Evidence of prehistoric life found at Midewin National Tallgrass Prairie

Archeologists identified prehistoric remnants Oct. 22

From left: William (Bill) Parkinson, curator and professor of anthropology, the Field Museum of Natural History and the University of Illinois at Chicago, shows volunteers the relocation of a possible Northwestern University excavation unit from the 1980s; UIC: Jordan Hawken, Gabrielle Tornquist, Danielle Silverman, Maria Isabel Guevara, Mitch Hendrickson; Steve Jankiewicz, and Pete Geraci (University of Wisconsin-Milwaukee).

After a week of sifting through prairie soil with shovels in a riverside area at Midewin National Tallgrass Prairie, archologists found prehistoric remnants indicating that an active and vibrant community was once present there, according to a news release from Midewin.

The remnants – fragments of pottery shards and chipped stone tools – were identified on Oct. 22. The riverside area is now filled with honey locust and black walnut trees, the release said.

William Parkinson, curator and professor of anthropology with the Field Museum of Natural History and the University of Illinois Chicago, said in the release, “Based on the archaeological materials collected during the initial survey, the site seems to have been occupied shortly after 1,000 AD during the time when local hunting and gathering groups were experimenting with horticulture and settling down into more permanent villages.”

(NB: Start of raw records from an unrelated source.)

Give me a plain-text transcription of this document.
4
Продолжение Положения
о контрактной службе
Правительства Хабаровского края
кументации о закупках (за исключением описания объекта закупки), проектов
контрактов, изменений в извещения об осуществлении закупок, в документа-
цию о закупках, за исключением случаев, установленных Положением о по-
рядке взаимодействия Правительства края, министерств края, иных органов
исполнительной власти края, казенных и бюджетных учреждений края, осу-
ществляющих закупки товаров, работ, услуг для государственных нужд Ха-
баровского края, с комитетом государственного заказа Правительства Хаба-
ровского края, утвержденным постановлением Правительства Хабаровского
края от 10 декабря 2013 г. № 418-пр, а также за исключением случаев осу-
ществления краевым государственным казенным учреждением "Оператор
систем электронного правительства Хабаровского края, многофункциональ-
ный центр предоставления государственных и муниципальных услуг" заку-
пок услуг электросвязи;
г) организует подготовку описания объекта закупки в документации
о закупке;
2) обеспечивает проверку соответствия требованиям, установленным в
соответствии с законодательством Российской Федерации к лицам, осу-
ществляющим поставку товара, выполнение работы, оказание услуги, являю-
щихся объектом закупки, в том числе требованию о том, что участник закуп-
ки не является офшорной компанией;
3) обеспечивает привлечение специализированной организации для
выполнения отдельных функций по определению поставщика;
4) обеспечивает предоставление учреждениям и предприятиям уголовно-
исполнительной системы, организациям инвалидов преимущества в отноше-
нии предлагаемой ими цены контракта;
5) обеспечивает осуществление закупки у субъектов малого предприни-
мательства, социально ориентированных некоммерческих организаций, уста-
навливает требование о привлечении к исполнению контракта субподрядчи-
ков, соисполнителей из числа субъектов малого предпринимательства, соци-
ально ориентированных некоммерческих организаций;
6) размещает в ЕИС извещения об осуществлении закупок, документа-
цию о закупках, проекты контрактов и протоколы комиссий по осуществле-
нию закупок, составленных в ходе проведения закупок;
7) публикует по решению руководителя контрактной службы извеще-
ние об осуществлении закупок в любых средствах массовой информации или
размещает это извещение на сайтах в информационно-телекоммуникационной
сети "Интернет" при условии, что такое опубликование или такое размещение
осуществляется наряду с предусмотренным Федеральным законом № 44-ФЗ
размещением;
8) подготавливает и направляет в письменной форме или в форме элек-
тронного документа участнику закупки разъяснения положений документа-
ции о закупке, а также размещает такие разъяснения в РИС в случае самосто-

William (Bill) Parkinson, curator and professor of anthropology with the Field Museum of Natural History and the University of Illinois at Chicago, holds a ceramic sherd that was found during archaeology shovel tests at Midewin National Tallgrass Prairie in October.

The team – students and staff from the University of Illinois Chicago and the Field Museum of Natural History – will resume investigations at Midewin in the spring and plan to continue assessing potential for a “long-term multidisciplinary, collaborative, research project,” the release said.

The archaeology investigation, conducted through an Organic Act Permit, consist of “shovel tests” – scraping the ground surface and digging small holes. Shovels testes don’t disturb the ground in any significant way, nor will the excavation units be opened, the release said.

The Field Museum of Natural History and the University of Illinois, Chicago, had acquired an Organic Act Permit from the USDA Forest Service in the summer of 2021 for “relocating a site that had been located by Northwestern University in the 1980s,” the release said.

UIC professor Mitch Hendrickson, a co-principal investigator on the project with Parkinson, said in the release that the proposed research will help them “build a micro-regional narrative about how Native groups interacted with this landscape as they converted from mobile hunters and gatherers to sedentary farmers.”

“This is the first step in building a longer narrative about human-landscape interaction in the region,” Hendrickson said in the release.

Field Director John Kelly, head of anthropology collections and an anthropology collections manager with the Field Museum of Natural History in Chicago, said the overall goal of the project is to “model the evolution of human-landscape interactions in the Chicagoland metropolitan area throughout the Holocene era” and understand the changes “in local land use through thousands of years.”

“It is important because people in the past seemed to have used this one relatively small parcel of land despite environmental changes that would have affected the resources available there, as well as cultural changes through time that would have modified people’s strategies for living on, and with, that land,” Kelly said in the release.

William (Bill) Parkinson, curator and professor of anthropology with the Field Museum of Natural History and the University of Illinois at Chicago, holds a prehistoric stone tool, which was shaped for use in chopping, cutting or scraping. The piece was found during shovel tests at Midewin National Tallgrass Prairie in October. Photo by Professor William (Bill) Parkinson.

Some background

In 1985, when the Joliet Army Ammunition Plant was considering land use changes on the arsenal, archaeologists with Northwestern University were commissioned to conduct investigations and survey the land, the release said.

These site tests and surveys were conducted over several hundred acres of the Joliet Army Ammunition Plant from 1985 to 1987. Their findings “suggested pre-European Native American presence spanning a period of thousands of years,” the release said.

Archaeologists said in their report at the time that the site was a “highly significant cultural resource” with “deep deposits of lithic and ceramic material at high density in a well-preserved context.”

Research at the nearby Fisher site during in the first half of the 20th century established that communities in this region were an important part of the Late Woodland and Upper Mississippian world, which was from 800 to 1200 AD, the release said.

Moreover, recent work at the Middle Grant Creek site at Midewin National Tallgrass Prairie showed the connection of the agricultural village to the broader world during the 17th century.

The USDA Forest Service hopes to utilize data from the project “to inform and refine strategies to further the objectives of the Illinois Land Conservation Act,” the release said. This act established Midewin National Tallgrass Prairie in 1996.

Priorities include “restoration of natural tallgrass prairie and protection of important cultural and historical resources,” the release said.